Die Stärken dieses Buches liegen klar in der sehr gut nachvollziehbaren Argumentation des Autors und in der vielfältigen Fülle von Empirie, die Gigerenzer dem Leser präsentiert. Dabei ist sein Kernargument, dass viele Daten, Statistiken und Aussagen, die uns täglich präsentiert werden, nur den Anschein von Klarheit waren und tatsächlich eben nicht vollkommen klar sind. Das beginnt mit der Regenwahrscheinlichkeit (wobei sich gerade in letzter Zeit herumgesprochen hat, was 30% Regenwahrscheinlichkeit bedeutet, nämlich das es an 30 von 100 Tagen bei der gleichen Vorhersage regnet und an 70 nicht), dringt aber schnell viel tiefer in unser Leben ein. Ein schönes Beispiel liefert er schon auf den ersten Seiten.
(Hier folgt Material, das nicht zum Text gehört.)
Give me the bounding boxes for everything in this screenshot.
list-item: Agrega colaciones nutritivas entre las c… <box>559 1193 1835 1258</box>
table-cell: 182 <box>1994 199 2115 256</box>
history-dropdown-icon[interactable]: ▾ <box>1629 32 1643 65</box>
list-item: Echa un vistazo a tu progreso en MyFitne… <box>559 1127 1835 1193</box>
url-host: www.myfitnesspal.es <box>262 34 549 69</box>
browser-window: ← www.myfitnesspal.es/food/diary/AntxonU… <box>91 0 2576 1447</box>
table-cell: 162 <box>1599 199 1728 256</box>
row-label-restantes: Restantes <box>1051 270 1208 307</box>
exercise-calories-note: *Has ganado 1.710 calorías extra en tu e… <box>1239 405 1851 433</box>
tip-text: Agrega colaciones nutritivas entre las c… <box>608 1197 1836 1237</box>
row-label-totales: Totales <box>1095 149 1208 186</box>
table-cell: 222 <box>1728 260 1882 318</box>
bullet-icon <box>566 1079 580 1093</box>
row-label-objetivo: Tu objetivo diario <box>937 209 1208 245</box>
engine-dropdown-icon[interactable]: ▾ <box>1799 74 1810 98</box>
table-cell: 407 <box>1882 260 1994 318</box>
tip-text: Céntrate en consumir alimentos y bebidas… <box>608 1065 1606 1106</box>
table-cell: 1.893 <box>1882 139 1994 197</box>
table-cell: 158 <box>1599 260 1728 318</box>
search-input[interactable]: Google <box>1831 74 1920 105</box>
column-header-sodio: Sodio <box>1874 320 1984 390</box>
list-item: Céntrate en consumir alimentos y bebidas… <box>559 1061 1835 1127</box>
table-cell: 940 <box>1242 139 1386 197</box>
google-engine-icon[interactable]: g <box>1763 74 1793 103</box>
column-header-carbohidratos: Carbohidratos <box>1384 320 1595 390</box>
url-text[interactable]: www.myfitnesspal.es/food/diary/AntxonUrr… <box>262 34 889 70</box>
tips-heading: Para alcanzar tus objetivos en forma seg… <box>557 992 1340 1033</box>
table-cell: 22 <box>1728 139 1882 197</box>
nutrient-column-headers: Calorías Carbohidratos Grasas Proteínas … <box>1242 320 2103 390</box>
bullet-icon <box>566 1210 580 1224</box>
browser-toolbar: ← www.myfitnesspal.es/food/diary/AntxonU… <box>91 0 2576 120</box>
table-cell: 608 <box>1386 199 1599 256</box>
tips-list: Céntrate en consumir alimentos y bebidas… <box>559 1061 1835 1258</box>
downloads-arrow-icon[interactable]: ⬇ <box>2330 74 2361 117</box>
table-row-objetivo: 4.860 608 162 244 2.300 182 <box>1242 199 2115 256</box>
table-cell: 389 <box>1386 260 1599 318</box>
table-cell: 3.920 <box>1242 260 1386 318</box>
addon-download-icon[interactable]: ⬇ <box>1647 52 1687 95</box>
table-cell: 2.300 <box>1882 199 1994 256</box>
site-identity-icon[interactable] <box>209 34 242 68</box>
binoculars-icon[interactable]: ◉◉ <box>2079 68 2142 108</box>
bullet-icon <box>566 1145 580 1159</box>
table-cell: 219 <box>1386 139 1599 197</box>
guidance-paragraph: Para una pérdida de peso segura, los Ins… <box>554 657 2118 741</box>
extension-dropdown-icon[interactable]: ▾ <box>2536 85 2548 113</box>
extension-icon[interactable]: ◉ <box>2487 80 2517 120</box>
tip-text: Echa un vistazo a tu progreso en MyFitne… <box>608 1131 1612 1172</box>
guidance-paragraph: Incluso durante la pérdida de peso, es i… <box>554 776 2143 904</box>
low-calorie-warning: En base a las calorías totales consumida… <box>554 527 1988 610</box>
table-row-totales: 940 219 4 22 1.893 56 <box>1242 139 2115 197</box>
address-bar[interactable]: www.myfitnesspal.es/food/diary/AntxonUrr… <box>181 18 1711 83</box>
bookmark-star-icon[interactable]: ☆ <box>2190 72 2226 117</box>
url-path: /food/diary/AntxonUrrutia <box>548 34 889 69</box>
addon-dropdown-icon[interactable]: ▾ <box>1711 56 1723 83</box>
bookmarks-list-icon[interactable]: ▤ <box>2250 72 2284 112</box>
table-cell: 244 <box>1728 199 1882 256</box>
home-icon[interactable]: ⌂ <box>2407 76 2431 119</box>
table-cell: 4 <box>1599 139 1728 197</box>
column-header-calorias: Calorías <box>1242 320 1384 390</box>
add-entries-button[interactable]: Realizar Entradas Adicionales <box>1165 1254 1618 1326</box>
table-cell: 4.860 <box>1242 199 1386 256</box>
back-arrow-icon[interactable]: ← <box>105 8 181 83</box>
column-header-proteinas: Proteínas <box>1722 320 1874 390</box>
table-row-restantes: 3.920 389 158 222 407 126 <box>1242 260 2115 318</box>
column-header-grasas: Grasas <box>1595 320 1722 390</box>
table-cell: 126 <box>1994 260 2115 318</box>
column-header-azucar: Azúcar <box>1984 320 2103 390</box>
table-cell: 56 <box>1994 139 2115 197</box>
In Großbritannien verbreitete sich die Nachricht schnell und ausführlich, dass die 3.Generation der Antibabypille eine Verdopplung der Nebenwirkungen im Fall von Thrombose verursacht. Das klingt selbstverständlich gefährlich und die relative Risikozunahme ist erschreckend. Viele Frauen setzten daraufhin die Pille ab und in England und Wales gab es im Jahr nach der Bekanntmachung der Nachricht rund 13.000 Fälle mehr an Abtreibungen! Sieht man aber auf die absolute Risikozunahme der Einnahme von Pille, so erhöhte sich die Thrombosegefahr von 1 zu 7.000 auf 2 zu 7.000. Diese Zahlen wurden jedoch nicht breit diskutiert, ein Statistik der absoluten Häufigkeit, die keinesfalls so viel Panik auslöst, wie die Nachricht der Verdopplung der Thrombosefälle. Hier wurde eine Panik verursacht die weit reichende Folgen hatte. Bedenkt man die ungleich höhere Gefahr einer Thrombose bei einer Abtreibung, als bei der Einnahme der Antibabypille, so ist der Umgang mit solchen Statistiken tatsächlich fahrlässig zu nennen.
Gigerenzer schildert eine hohe Zahl solch teilweise, bemerkenswerter Beispiele im Buch, was dadurch nicht nur erhellend, sondern auch sehr unterhaltsam ist. Zweifellos schreibt er hier im Stil einer Streitschrift für ein nichtwissenschaftliches Publikum, aber tatsächlich ist es doch gerade heute, in Zeiten, wo von allen Seiten aufgeregt in den öffentlichen Diskurs gebrüllt wird, man solle endlich anfangen zu denken, sehr wichtig, dass eigene Denken tatsächlich zu stärken. Gigerenzer gibt zu bedenken, dass noch vor 200 Jahren eine Gesellschaft in der fast alle Lesen und Schreiben konnten schier undenkbar war. Warum soll es heute also für uns nicht möglich sein, eine Gesellschaft zu schaffen, in der Individuen gestärkt werden, Werkzeuge in die Hand zu bekommen (wie Kompetenzen im statistischen Denken, bei Faustregeln oder der Psychologie des Risikos) eigene Entscheidungen abzuwägen und schließlich als Risikokompetentes Individuum Eigenverantwortung zu übernehmen. Ein geistreiches, spannendes Buch mit einer Message, viel mehr kann man von einem Sachbuch nicht erwarten.